Viviamo e ci pasciamo – golosamente, si direbbe – di centenari, cinquantenari, trentennali e, mal che vada, ventennali. Non c’è anniversario tondo che sfugga ai pochi giornali e ai pochissimi rotocalchi che ancora faticosamente reggono. Per cui capita di leggere, sotto varie testate, gli stessi tardivi “obituaries” di personaggi insigni o eventi memorabili del tempo che fu, quasi mai rivelatori di inconfessabili segreti del poveretto o della poveretta rievocati solo perché nati o morti nel 1921 o nel 1971 o addirittura nei remoti 1821(Napoleone, e già!) e 1871 (e giù rivisitazioni di ciò che fu veramente la Comune di Parigi).

Ci hanno francamente annoiato i servizi dedicati ad Alida Valli, nata appunto a Pola nel 1921, ma confessiamo di attendere con una certa curiosità il documentario Anita di Mimmo Verdesca, forse in realtà già visto da molti al momento di andare in macchina (come si diceva un tempo) con questo numero del Ponte rosso. Quello che, poi, ci disturba nella ricostruzione della sua vita è il fugace, sbrigativo accenno a colui che fu il suo primo marito, Oscar de Mejo, definito un musicista, oppure un jazzista, ovvero un compositore, oltre che padre dei suoi due figli, Carlo e Larry

Nato a Trieste nel 1911 (toh, un anniversario), rampollo di ottima famiglia borghese con grande abitazione in via Nuova (oggi Mazzini), cugino di Leonor Fini, de Mejo fu effettivamente, negli anni Trenta, un eccellente pianista, tra i pionieri di quello che all’epoca, fascismo permettendo, veniva italianizzato in giazzo. Chi scrive qui ne ha già scritto largamente altrove, ma vale la pena di resuscitare la figura di quest’uomo civilissimo e di grande cultura, oltre che di bell’aspetto, e di rendergli quel che gli è dovuto.

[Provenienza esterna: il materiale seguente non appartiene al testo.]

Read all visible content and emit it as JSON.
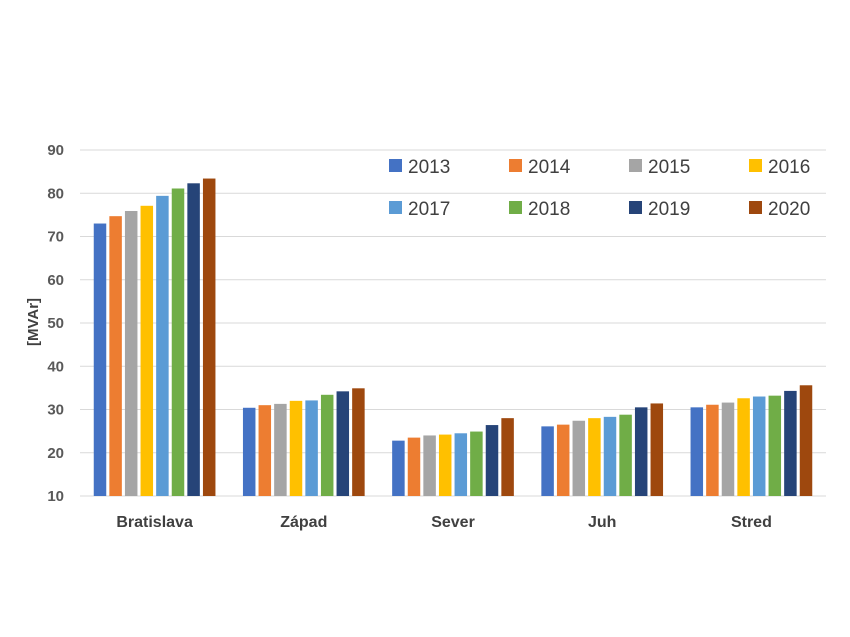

A Trieste egli rimase assai legato, e fino alla morte, nel 1992 sognò che la città natale gli dedicasse una congrua mostra, come già avevano fatto Milano, Monaco, Londra, Parigi, Nizza ecc. ecc.. Una mostra? Ma di che?, si chiederanno giustamente  i lettori ignari. Il fatto è che Oscar de Mejo, dopo essere stato musicista, jazzista eccetera, divenne – forse con sua stessa sorpresa – pittore: un ottimo, originalissimo, sorprendente pittore, che si conquistò vasta stima e reputazione oltre oceano.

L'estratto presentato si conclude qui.